Operating margin, meanwhile, would be between 19 percent and 22 percent in the current quarter compared with 21.7 percent in the first quarter, Chang said.
In the first three months, computing applications accounted for 67 percent of total sales, up 5 percentage points from the previous quarter because of higher demand in the notebook business, according to the company’s financial sheet.
Sales of communications products fell 4 percentage points to account for 18 percent of the total, while those of consumer electronics items declined slightly to 10 percent.
Ahead of yesterday’s conference call, analysts had already raised concerns about the company’s earning growth prospects, should new products, such as LED lighting, fail to show successful results.
CAUTIOUS
Citigroup analyst Timothy Lam (林子謙) said in a client note yesterday he was cautious about Richtek, which saw its shares plunge by the daily limit to NT$299 in Taipei trading.
He expected more downside risks ahead because of “expensive valuation and double-booking risk by its customers.”
“The ramp in notebook products will likely drag on its overall margins and limit upside to earnings. In addition, Richtek will still likely face increasing competition from existing IDMs and potential second-quarter inventory over-build by its customers,” Lam wrote in the note, referring to integrated device manufacturers who design and produce chips in their own factories.

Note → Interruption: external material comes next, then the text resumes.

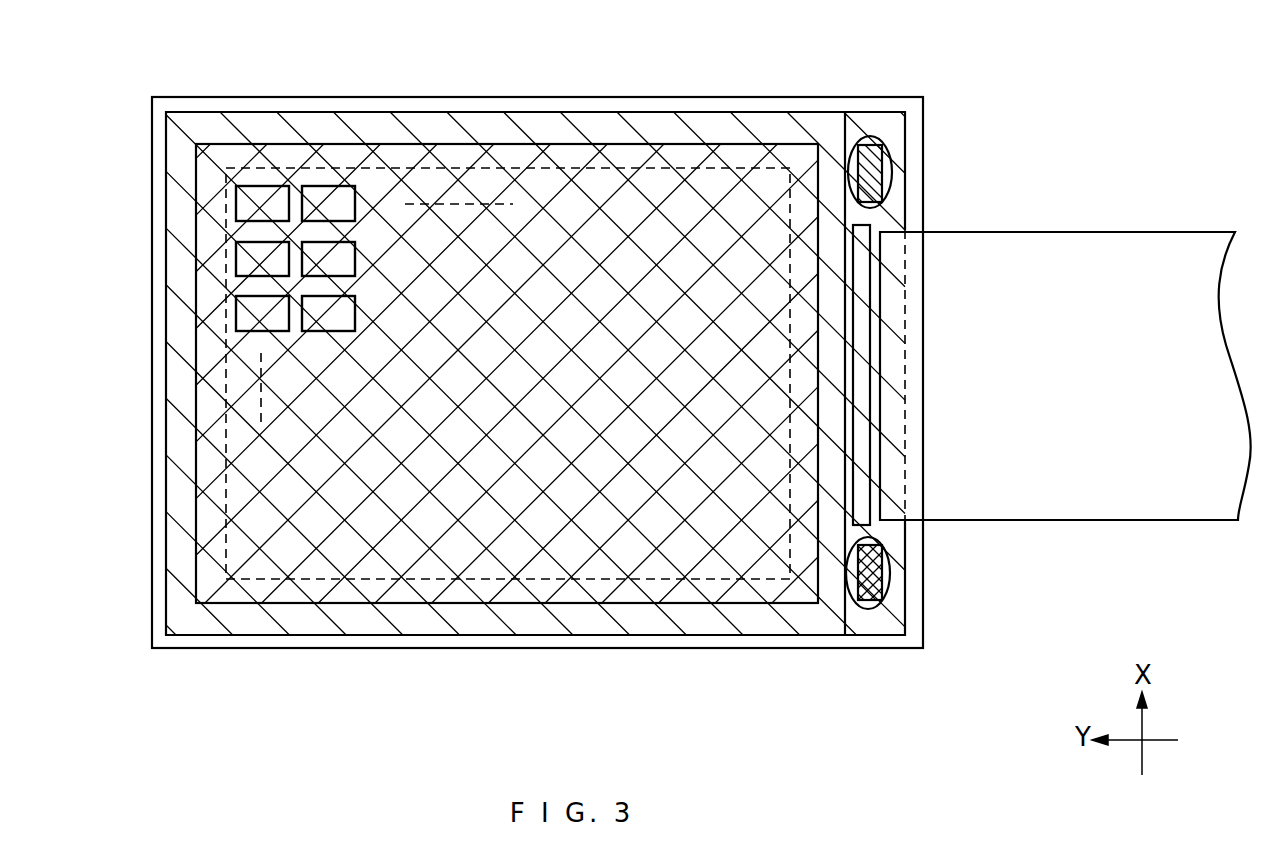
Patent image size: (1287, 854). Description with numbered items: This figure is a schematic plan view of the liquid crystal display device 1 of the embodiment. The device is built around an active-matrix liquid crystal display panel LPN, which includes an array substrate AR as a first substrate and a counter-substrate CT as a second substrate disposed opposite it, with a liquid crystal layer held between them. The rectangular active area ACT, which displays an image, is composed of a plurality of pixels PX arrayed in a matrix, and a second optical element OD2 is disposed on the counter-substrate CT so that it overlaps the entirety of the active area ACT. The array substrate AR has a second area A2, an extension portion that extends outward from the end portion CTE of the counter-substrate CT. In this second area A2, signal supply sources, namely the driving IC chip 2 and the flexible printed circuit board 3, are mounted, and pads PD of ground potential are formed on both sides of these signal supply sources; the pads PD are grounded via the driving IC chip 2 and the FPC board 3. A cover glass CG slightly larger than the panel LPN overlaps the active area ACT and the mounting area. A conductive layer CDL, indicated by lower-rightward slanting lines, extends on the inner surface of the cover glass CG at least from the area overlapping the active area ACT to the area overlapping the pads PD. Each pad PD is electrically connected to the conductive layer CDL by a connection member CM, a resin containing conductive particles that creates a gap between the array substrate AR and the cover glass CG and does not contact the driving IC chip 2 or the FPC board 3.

Also, the company is likely to face pricing pressure in the second half of the year as its migration to 8-inch production from 6-inch appears to be gradual and will only see a meaningful contribution next year, Lam added.
Citigroup offered a “sell” rating on Richtek shares with a target price of NT$232. This was compared with Yuanta Securities Corp’s (元大證券) target price of NT$300, also with a “sell” recommendation.
Separately, the company’s board also approved a proposal to distribute an NT$8 cash dividend per share and a 5 percent stock dividend (50 shares per 1,000 held) to shareholders.